Je ne doute pas qu'il y a d'autres témoignages, aussi respectables que le mien.
La mer d'Aral
L'Ouzbékistan partage la mer d'Aral avec le Kazakhstan. Alors on ne peut pas à ne pas aborder le sort de cette mer intérieure. Voilà comment ça se présente, une discussion avec un de mes compagnons, français bienpensant:
- Le régime soviétiques (productiviste, con et méchant) avait construit des barrages pour faire pousser le coton et avait provoqué l'assèchement de la mer.
- Ça fait vingt ans que le régime n'est plus. Au lieu de se lamenter, ils auraient dû ouvrir les vannes. Ou faire sauter les barrages, si les soviétiques n'avaient pas mis des vannes.
- Mais il y en beaucoup, t'as pas vu de l'avion tous ces canaux?
- Alors tu veux dire qu'il est encore plus difficile de les détruire que de les construire?
- Non, mais maintenant beaucoup de gens vivent du coton.
- Ils n'ont qu'a les virer, ils ne se sont pas gênés de fermer les usines et virer les ouvriers!
Plus tard, sans connaitre notre discussion, la guide ma donnée raison concernant ma dernière affirmation. Le coton ouzbek était traité dans des usines d'une ville pas loin de Moscou. Avec l'éclatement du pays les liens commerciaux étaient coupés. Les ouzbeks se sont trouvé avec des montagnes de coton sur les bras et les usines russes sans matières premières. Chômage et misère des deux côtés. Depuis ils se sont de nouveau rabiboché.
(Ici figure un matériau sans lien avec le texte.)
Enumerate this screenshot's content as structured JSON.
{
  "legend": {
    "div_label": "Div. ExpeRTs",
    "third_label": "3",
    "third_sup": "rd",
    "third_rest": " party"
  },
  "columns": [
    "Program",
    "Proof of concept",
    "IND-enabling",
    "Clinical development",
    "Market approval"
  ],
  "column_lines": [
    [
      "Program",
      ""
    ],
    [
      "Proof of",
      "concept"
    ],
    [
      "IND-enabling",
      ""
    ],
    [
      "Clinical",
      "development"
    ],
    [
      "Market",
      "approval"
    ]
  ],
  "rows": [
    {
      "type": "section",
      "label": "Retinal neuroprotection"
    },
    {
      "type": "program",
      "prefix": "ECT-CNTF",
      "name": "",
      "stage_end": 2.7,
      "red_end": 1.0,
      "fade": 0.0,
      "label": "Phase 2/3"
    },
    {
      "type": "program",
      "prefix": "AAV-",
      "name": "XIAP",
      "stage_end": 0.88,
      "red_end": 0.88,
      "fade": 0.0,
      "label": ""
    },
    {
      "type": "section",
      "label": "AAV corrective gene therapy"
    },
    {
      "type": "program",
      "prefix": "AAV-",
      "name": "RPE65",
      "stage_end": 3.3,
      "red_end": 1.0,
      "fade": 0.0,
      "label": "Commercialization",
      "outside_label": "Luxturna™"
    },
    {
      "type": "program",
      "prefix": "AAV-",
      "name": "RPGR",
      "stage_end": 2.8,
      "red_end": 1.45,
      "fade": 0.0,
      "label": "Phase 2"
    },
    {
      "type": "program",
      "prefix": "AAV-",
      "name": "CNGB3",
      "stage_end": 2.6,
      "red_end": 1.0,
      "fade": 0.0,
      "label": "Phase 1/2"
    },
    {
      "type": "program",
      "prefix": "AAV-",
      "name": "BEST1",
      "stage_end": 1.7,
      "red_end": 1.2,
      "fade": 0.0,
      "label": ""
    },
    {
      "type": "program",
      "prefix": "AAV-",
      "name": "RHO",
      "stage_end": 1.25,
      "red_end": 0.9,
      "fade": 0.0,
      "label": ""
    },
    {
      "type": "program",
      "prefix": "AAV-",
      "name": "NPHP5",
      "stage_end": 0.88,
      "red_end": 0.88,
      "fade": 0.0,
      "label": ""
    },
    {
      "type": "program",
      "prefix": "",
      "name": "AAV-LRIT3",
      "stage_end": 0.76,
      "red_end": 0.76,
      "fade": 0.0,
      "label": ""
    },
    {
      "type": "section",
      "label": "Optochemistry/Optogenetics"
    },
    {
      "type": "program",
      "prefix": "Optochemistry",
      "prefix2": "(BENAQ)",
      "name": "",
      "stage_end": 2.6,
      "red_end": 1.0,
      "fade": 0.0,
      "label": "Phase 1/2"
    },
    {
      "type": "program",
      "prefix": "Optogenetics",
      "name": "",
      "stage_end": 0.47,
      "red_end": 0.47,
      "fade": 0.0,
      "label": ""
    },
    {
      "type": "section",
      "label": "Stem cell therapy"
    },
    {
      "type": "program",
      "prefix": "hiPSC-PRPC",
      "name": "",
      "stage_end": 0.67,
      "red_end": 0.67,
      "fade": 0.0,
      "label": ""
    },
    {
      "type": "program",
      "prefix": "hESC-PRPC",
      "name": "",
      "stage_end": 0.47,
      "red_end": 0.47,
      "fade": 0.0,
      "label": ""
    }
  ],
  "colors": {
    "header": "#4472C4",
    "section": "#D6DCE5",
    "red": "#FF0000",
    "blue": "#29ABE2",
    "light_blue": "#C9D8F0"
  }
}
En effet le problème est plus compliqué. Ou plus simple. Les systèmes d'irrigation existent depuis l'antiquité. L'essentiel des carneaux actuels étaient construits dans les années trente. Le problème d'assèchement de la mer d'Aral était d'actualité déjà dans les années soixante. Différents projets étaient discutés et contestés, dont celui de détournement des fleuves sibériennes (*). Mais, à la fin des années soixante-dix il y avait la guerre en Afghanistan et les dirigeants de la région avaient d'autres chats à fouetter. Ensuite la flopée de nouveaux états n'avait qu'à faire de la mer d'Aral.
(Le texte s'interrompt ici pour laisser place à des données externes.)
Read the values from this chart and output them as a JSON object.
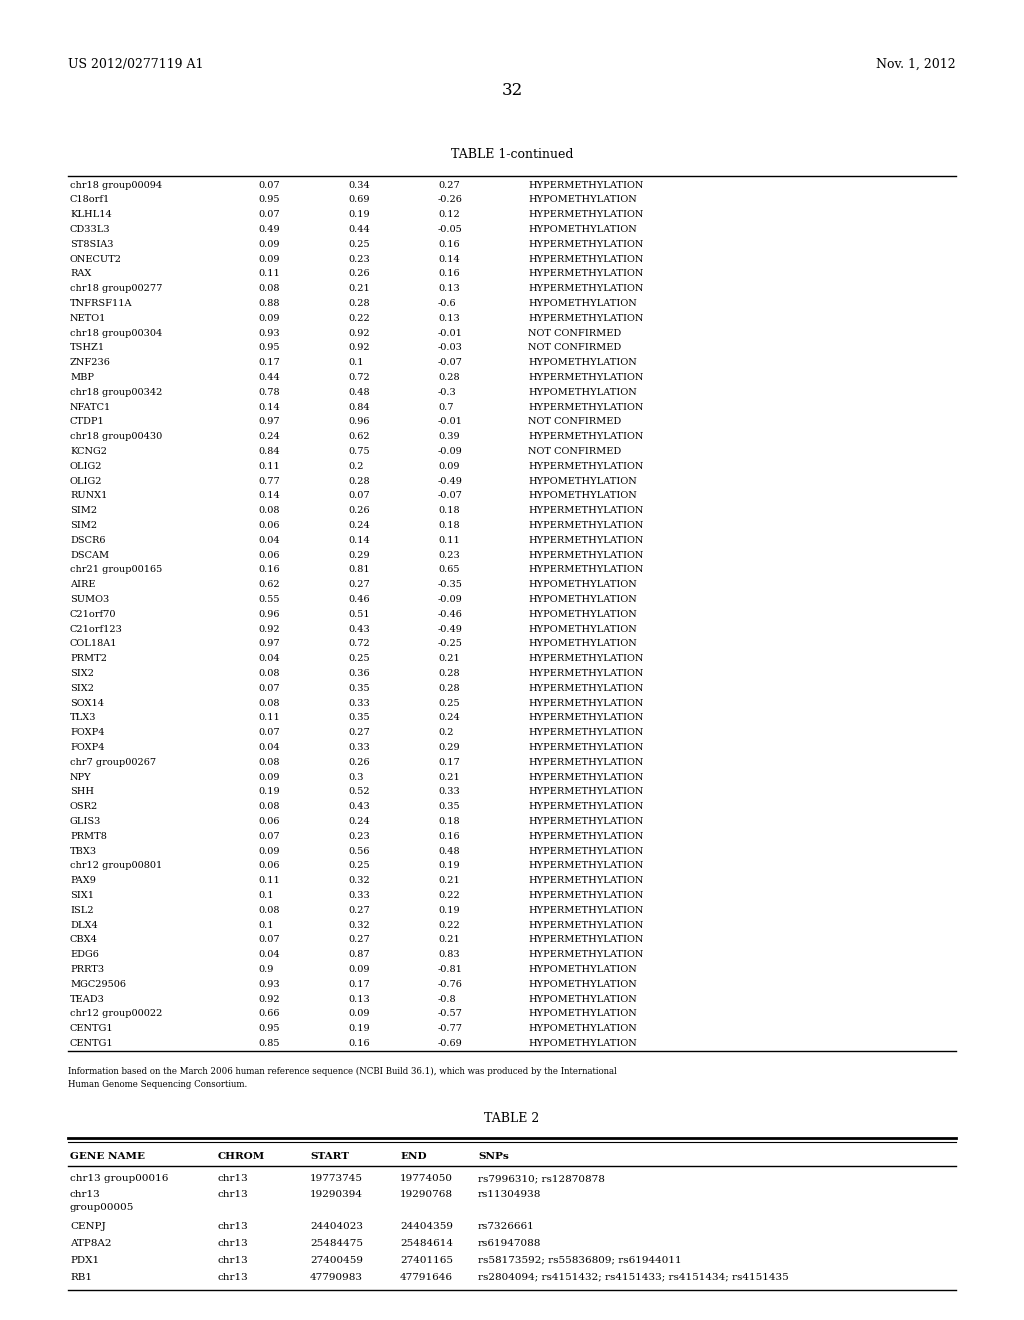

Une fois parcouru la région et aperçu le réseau, moi je l'impression qu'en le modernisant (pour minimiser les fuites et l'évaporation) il en resterait suffisamment d'eau dans les fleuves pour alimenter la mer d'Aral.
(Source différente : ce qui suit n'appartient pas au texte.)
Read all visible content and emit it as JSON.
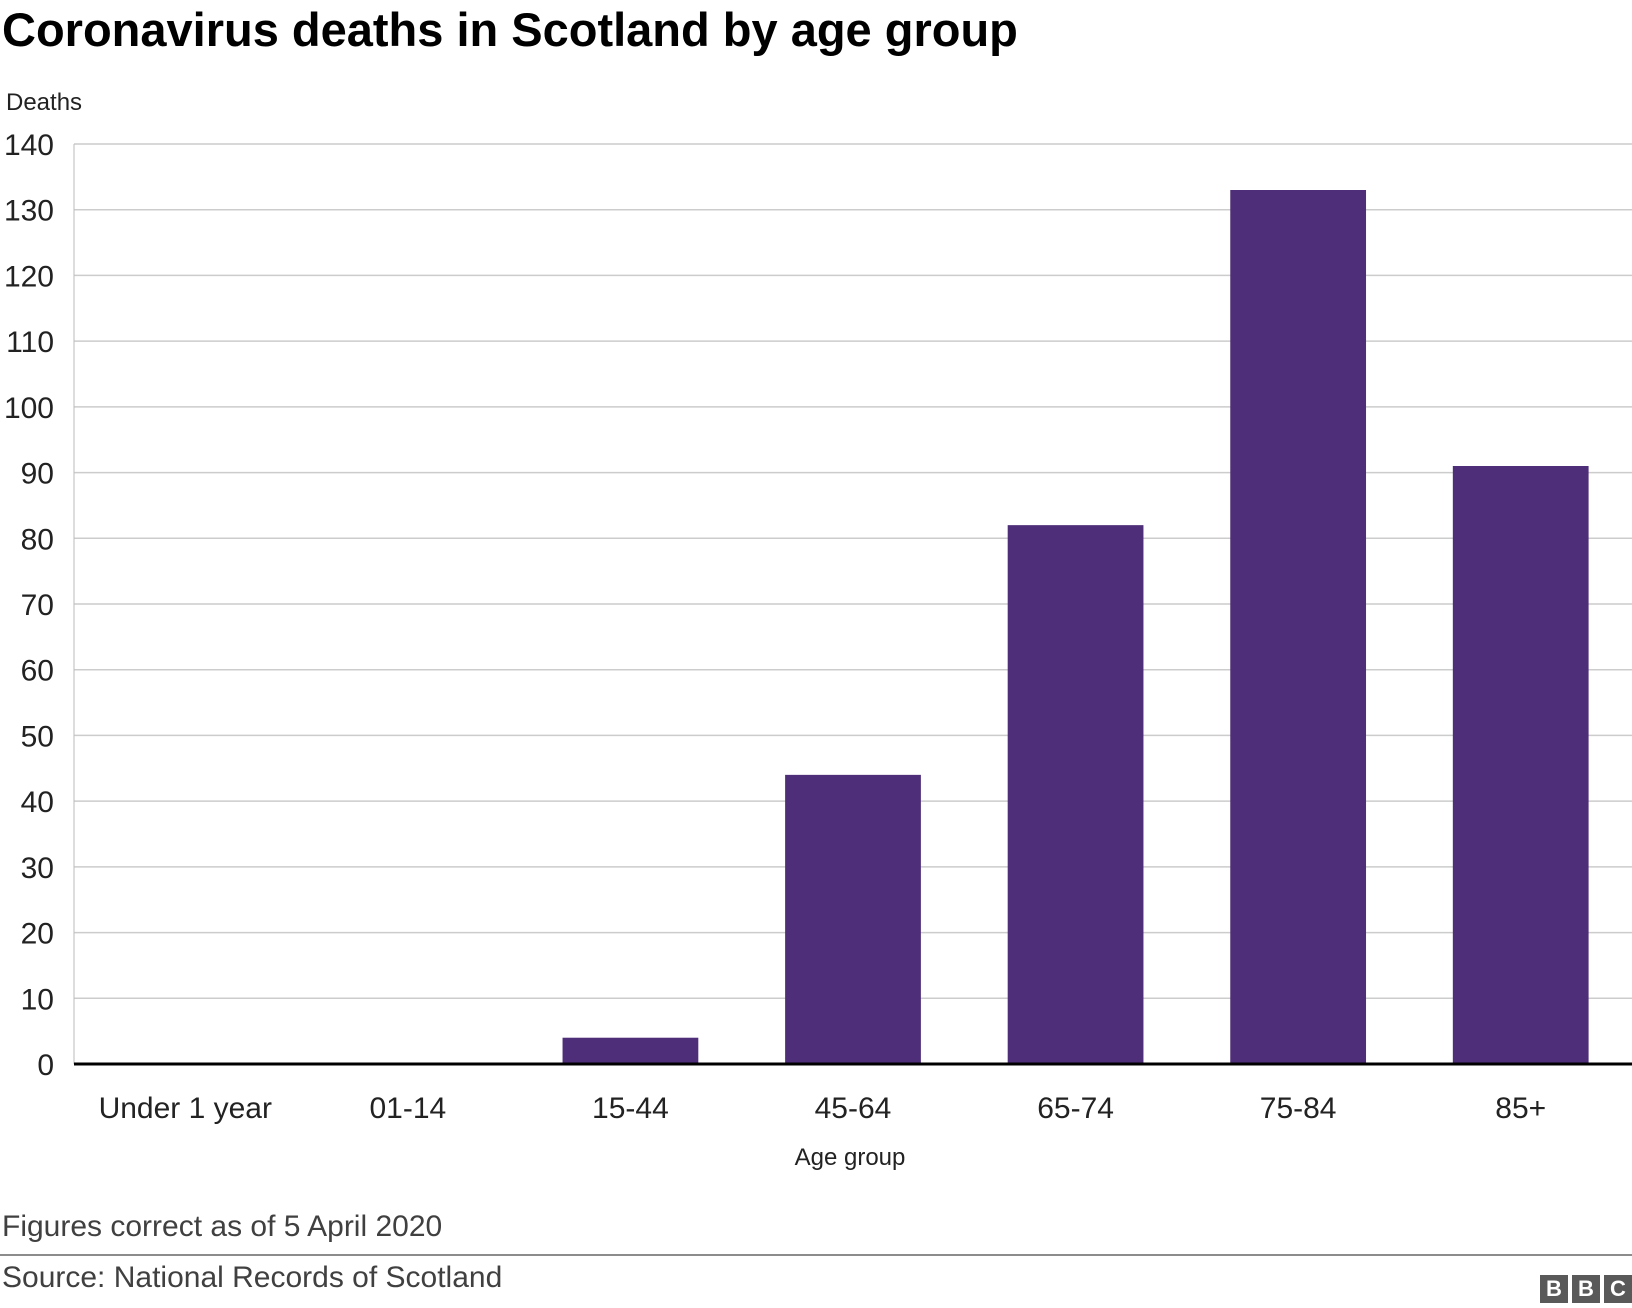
{
  "chart_data": {
    "type": "bar",
    "title": "Coronavirus deaths in Scotland by age group",
    "ylabel": "Deaths",
    "xlabel": "Age group",
    "categories": [
      "Under 1 year",
      "01-14",
      "15-44",
      "45-64",
      "65-74",
      "75-84",
      "85+"
    ],
    "values": [
      0,
      0,
      4,
      44,
      82,
      133,
      91
    ],
    "ylim": [
      0,
      140
    ],
    "yticks": [
      0,
      10,
      20,
      30,
      40,
      50,
      60,
      70,
      80,
      90,
      100,
      110,
      120,
      130,
      140
    ],
    "grid": true,
    "bar_color": "#4e2e78",
    "note": "Figures correct as of 5 April 2020",
    "source": "Source: National Records of Scotland"
  },
  "branding": {
    "letters": [
      "B",
      "B",
      "C"
    ]
  }
}
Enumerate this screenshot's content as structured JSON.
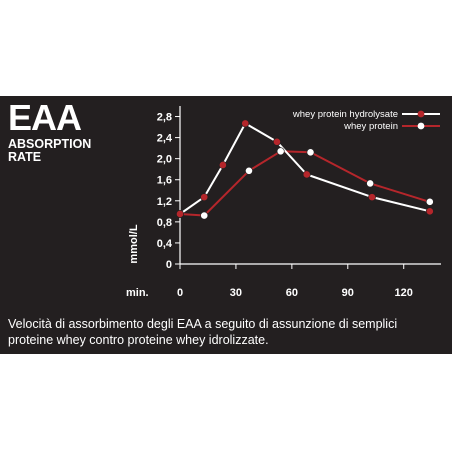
{
  "heading": {
    "title": "EAA",
    "subtitle_line1": "ABSORPTION",
    "subtitle_line2": "RATE"
  },
  "caption": "Velocità di assorbimento degli EAA a seguito di assunzione di semplici proteine whey contro proteine whey idrolizzate.",
  "colors": {
    "background": "#231f20",
    "hydrolysate_marker": "#b5262b",
    "hydrolysate_line": "#ffffff",
    "whey_marker": "#ffffff",
    "whey_line": "#b5262b"
  },
  "chart_data": {
    "type": "line",
    "title": "",
    "xlabel": "min.",
    "ylabel": "mmol/L",
    "xlim": [
      0,
      140
    ],
    "ylim": [
      0,
      3.0
    ],
    "x_ticks": [
      0,
      30,
      60,
      90,
      120
    ],
    "x_tick_labels": [
      "0",
      "30",
      "60",
      "90",
      "120"
    ],
    "y_ticks": [
      0,
      0.4,
      0.8,
      1.2,
      1.6,
      2.0,
      2.4,
      2.8
    ],
    "y_tick_labels": [
      "0",
      "0,4",
      "0,8",
      "1,2",
      "1,6",
      "2,0",
      "2,4",
      "2,8"
    ],
    "grid": false,
    "legend_position": "top-right",
    "series": [
      {
        "name": "whey protein hydrolysate",
        "line_color": "#ffffff",
        "marker_color": "#b5262b",
        "x": [
          0,
          13,
          23,
          35,
          52,
          68,
          103,
          134
        ],
        "y": [
          0.95,
          1.27,
          1.88,
          2.67,
          2.32,
          1.7,
          1.27,
          1.0
        ]
      },
      {
        "name": "whey protein",
        "line_color": "#b5262b",
        "marker_color": "#ffffff",
        "x": [
          0,
          13,
          37,
          54,
          70,
          102,
          134
        ],
        "y": [
          0.95,
          0.92,
          1.77,
          2.14,
          2.12,
          1.53,
          1.18
        ]
      }
    ]
  }
}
Donc, ce que j'ai voulu dire ici, c'est que je pense que la disparition de la mer d'Aral n'était pas et n'est pas inévitable. Quel que soit le régime! Avant il fallait des décisions politique autoritaires. Aujourd'hui il faut que des financiers trouvent leur intérêt, au moins 10% de bénéfice. Pour l'instant ce n'est pas le cas.
_____
(*) Détourner des fleuves !? Quel horreur, ils étaient capable de tout, dans leur folie productiviste. Et ce n'est pas le fait qu'on ne trouve pas le mot "écologie" dans le mon dictionnaire français de cette époque qui nous empêchera de donner des leçons.